Welcome to the the first of a running series about the people who have contributed greatly to the creation of Kuri, the perfect little home robot.  Today we are talking with Doug Dooley, Kuri’s Animation Designer.

Q: Let’s start with an introduction: who are you and what do you do here?

“My name is Doug Dooley, I’m an animator here at Mayfield. What I really love about animating is this idea of creating life and when I first saw robotics I had that realization that this is my chance to get in on the very beginning of something.”

Doug Dooley, animator for Kuri the Home Robot

Mayfield Robotics Animator Doug Dooley (right) and his best friend, Kuri.


Q: What are the most challenging parts of designing a robot’s movements?

“Generally, people assume that we should always want to make robots that are more and more human. Most people aren’t sure why, but they understand that robots aren’t usually very appealing to interact with, and they default to thinking they should be more like us. That’s understandable, but it’s not really true.”

Q: How did you learn about animation?

“I graduated with one of the first computer animation degrees in the country, and I was an animator at Pixar for 13 years. Over that time I’ve realized there are a lot of tricks to making something appear alive.”

Q: What makes Kuri’s animations different?

“The stuff I’m using on Kuri is the stuff I never read in books. I knew that probably the best solution for Kuri is to not make him look human – that would promise more than it can deliver. Instead, we’re focused on making Kuri move in humanistic ways. Really what it’s about is showing human thought: as humans we always show our thought and move our head before we actually move our body or change direction. With Kuri we needed to make a very simple design to make sure that everything communicated really well.”

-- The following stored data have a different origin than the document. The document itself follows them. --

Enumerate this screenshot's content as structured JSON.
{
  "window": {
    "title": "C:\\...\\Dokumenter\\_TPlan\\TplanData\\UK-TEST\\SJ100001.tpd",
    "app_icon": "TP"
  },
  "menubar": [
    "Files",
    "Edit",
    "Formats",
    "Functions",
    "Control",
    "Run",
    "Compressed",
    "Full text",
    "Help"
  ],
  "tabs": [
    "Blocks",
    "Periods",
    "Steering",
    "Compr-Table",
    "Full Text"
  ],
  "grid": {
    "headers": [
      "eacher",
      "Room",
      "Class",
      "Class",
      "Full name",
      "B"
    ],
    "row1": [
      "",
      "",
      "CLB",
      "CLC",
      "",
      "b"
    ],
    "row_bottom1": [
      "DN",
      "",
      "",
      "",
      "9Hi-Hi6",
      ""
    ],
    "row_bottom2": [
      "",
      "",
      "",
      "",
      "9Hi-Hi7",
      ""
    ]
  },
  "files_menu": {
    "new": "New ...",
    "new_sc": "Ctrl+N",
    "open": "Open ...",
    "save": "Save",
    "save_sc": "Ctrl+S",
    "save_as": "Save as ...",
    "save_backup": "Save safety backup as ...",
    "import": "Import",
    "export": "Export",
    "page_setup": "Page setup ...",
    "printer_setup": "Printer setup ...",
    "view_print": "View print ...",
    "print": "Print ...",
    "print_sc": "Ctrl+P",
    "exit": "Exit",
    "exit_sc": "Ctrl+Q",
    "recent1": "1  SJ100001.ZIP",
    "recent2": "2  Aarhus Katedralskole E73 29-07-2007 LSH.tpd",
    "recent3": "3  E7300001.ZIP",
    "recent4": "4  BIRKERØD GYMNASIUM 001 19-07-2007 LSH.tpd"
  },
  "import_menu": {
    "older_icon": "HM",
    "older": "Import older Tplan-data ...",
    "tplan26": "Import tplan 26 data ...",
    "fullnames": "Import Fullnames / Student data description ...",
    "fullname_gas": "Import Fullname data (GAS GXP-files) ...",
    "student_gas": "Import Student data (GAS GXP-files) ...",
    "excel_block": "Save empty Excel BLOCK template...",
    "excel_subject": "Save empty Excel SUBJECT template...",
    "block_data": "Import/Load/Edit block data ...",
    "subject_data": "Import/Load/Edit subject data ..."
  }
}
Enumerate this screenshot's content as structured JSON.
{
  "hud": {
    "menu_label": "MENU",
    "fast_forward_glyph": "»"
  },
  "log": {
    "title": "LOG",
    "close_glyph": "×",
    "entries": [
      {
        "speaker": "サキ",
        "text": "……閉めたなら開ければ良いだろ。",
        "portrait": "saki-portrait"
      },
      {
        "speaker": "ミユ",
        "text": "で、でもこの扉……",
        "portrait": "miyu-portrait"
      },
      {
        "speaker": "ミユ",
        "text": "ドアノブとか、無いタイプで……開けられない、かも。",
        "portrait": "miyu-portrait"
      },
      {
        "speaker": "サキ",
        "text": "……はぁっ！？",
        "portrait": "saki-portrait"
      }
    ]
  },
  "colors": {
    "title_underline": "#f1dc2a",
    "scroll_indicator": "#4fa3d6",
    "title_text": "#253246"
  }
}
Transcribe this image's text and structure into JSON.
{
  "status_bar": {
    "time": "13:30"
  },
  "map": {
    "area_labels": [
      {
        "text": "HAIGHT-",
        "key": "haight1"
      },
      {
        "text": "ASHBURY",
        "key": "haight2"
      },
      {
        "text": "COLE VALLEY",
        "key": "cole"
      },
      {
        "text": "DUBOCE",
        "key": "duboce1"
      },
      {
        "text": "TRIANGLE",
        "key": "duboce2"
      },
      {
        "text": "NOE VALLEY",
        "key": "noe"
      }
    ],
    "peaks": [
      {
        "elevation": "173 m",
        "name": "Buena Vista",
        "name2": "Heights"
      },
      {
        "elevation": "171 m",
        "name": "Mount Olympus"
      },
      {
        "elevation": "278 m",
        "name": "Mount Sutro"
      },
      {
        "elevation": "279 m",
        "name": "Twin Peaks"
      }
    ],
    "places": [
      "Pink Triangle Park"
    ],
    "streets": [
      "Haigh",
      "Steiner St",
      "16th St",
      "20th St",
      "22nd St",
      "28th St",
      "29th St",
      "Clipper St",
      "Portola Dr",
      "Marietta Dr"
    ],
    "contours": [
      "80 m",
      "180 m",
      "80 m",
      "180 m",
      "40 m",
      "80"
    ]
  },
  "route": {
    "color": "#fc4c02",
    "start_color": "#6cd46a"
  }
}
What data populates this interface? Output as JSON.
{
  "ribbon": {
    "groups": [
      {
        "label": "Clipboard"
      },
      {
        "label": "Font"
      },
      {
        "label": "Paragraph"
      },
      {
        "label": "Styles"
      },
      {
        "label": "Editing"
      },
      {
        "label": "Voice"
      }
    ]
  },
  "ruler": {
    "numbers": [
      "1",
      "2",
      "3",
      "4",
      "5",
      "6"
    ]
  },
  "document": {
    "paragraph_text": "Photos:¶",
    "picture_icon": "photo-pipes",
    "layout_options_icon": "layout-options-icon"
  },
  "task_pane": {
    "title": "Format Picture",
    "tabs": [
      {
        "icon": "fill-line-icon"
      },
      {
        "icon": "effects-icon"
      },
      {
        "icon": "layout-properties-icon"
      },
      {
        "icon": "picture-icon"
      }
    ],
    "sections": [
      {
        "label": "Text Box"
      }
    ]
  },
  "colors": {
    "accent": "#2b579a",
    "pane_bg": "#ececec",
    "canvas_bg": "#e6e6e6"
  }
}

Q: How do Kuri’s animations help him stay adorable?

“To make sure that everything he does is not going to be creepy, we had to make sure that you knew a split second beforehand exactly what he’s going to do. If you can anticipate intent, you’re going to feel comfortable with him in your home. It’s a small thing, but it’s instinctual and super important in developing a trustworthy and friendly personality.

Q: What’s been your favorite moment so far in Kuri’s development?

“I think one of the most exciting moments for me working with this team was at the very beginning: they got what I was saying instantly, and in many cases had already anticipated the groundwork for my ideas. Some of they’d even been talking about already. This is a really artistic team, and I find it really exciting to be working with them.”